La loi de finances, c'est fait
Comme en 2025, il aura fallu attendre le mois de février pour avoir une loi de finances pour l'année 2026. Cette loi, qui a été publiée au Journal officiel le 20 février, contient une série de mesures qui ont un impact direct en paye (voir pp. 9 a 11).
À côté de la prolongation de deux régimes de faveur transitoires (pourboires, frais de transport domicile-lieu de travail), on notera, en sens contraire, le tour de vis sur le compte personnel de formation (CPF), et pour le secteur non lucratif, un changement de taille, puisque les associations, organismes, fondations, fonds de dotation, congrégations, syndicats à activités non lucratives (mentionnés à CGI art. 206, 1 bis et 207, 5°, 5° bis et 11°) sont désormais assujettis à la taxe d'apprentissage, même quand ils ne sont pas passibles de l'impôt sur les sociétés.

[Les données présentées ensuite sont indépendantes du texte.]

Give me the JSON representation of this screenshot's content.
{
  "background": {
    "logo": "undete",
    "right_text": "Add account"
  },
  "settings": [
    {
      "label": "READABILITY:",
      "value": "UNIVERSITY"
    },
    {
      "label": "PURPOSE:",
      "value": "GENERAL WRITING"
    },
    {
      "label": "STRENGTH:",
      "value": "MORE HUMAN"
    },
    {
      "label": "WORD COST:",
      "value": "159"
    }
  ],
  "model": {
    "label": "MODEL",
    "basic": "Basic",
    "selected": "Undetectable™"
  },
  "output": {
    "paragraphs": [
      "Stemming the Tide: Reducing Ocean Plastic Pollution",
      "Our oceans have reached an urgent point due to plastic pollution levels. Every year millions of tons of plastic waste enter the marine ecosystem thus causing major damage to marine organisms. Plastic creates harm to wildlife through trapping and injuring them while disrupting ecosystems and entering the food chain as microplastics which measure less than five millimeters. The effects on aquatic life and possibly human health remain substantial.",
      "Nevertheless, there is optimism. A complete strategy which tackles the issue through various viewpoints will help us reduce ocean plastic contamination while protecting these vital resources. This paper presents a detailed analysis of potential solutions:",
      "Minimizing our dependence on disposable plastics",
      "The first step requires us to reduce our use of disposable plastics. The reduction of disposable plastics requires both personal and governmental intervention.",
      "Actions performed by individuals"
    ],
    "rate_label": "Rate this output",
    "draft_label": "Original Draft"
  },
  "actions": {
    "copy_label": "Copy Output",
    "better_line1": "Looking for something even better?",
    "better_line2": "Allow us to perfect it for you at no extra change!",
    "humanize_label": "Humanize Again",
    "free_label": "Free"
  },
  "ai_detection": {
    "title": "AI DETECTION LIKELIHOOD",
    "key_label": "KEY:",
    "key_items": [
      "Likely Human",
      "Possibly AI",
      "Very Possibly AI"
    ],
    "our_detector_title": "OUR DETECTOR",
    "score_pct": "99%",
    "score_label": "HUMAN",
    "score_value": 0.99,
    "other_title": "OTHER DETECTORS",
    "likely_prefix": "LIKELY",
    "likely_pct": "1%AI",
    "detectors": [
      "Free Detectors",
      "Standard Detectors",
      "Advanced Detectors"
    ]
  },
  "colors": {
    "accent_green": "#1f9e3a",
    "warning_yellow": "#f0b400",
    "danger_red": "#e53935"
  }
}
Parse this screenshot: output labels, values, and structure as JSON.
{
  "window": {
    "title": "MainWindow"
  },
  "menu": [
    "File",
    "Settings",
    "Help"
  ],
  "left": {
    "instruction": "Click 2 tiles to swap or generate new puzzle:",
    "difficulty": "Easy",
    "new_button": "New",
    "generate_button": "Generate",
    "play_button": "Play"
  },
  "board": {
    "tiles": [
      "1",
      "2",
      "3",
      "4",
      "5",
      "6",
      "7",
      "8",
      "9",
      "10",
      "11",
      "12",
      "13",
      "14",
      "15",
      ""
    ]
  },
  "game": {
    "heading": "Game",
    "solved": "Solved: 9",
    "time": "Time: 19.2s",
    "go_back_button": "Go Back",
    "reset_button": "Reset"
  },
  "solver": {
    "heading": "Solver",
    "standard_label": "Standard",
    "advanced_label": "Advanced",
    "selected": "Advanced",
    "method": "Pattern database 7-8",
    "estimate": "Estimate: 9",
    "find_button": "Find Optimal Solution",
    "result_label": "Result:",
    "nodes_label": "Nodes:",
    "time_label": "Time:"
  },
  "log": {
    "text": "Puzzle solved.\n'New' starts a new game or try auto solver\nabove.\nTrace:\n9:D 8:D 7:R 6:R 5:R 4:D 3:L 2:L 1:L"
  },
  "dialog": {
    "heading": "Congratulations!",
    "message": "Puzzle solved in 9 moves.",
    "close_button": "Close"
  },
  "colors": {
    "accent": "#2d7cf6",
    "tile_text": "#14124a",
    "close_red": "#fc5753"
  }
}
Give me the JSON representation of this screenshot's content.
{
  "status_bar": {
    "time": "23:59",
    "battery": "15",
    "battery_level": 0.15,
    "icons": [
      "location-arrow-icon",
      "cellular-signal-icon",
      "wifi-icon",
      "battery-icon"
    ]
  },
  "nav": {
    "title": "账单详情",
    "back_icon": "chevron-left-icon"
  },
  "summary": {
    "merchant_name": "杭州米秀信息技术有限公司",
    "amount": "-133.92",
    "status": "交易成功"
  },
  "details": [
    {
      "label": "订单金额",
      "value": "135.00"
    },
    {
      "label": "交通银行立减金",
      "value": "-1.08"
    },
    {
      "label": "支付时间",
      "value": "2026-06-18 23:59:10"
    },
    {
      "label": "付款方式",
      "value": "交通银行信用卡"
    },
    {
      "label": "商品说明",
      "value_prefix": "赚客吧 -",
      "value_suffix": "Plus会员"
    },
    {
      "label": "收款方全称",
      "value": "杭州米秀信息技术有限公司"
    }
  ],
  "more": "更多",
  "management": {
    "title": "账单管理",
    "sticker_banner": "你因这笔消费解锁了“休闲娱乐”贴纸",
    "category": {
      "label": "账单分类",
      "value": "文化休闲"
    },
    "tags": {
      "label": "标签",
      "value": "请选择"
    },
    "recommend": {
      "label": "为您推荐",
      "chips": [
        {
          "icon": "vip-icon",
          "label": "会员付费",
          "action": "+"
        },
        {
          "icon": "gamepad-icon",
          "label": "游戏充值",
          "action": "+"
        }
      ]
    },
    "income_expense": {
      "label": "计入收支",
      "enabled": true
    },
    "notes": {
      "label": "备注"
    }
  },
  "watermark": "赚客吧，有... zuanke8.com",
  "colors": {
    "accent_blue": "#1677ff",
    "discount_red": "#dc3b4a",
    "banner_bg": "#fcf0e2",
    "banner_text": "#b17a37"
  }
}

Le tour de vis concerne même la médaille d'honneur du travail, apparemment vue comme une niche fiscale (!), puisque la loi supprime l'exonération d'impôt sur le revenu jusqu'à présent attachée aux gratifications versées à l'occasion de la remise de cette distinction.
On retrouve la même recherche d'économies au niveau de l'exonération de cotisations à laquelle peuvent prétendre les créateurs ou repreneurs d'entreprise. Le décret actant la baisse de l'exonération dont la loi de financement de la sécurité sociale a posé le principe est en effet paru (voir pp. 14 et 15).
Il y a tout de même une bonne nouvelle, avec la réactivation d'une aide exceptionnelle à l'embauche d'apprentis (décret à paraître). Un bémol, cependant, car les montants seront revus à la baisse dans la plupart des cas par rapport à 2025 (voir p. 5).
Du côté de la jurisprudence, le thème des congés payés et des arrêts maladie alimente toujours l'actualité (voir pp. 12 et 13). Une autre décision nous rappelle qu'il faut veiller à la durée des stages pour ne pas franchir la ligne rouge (voir p. 28).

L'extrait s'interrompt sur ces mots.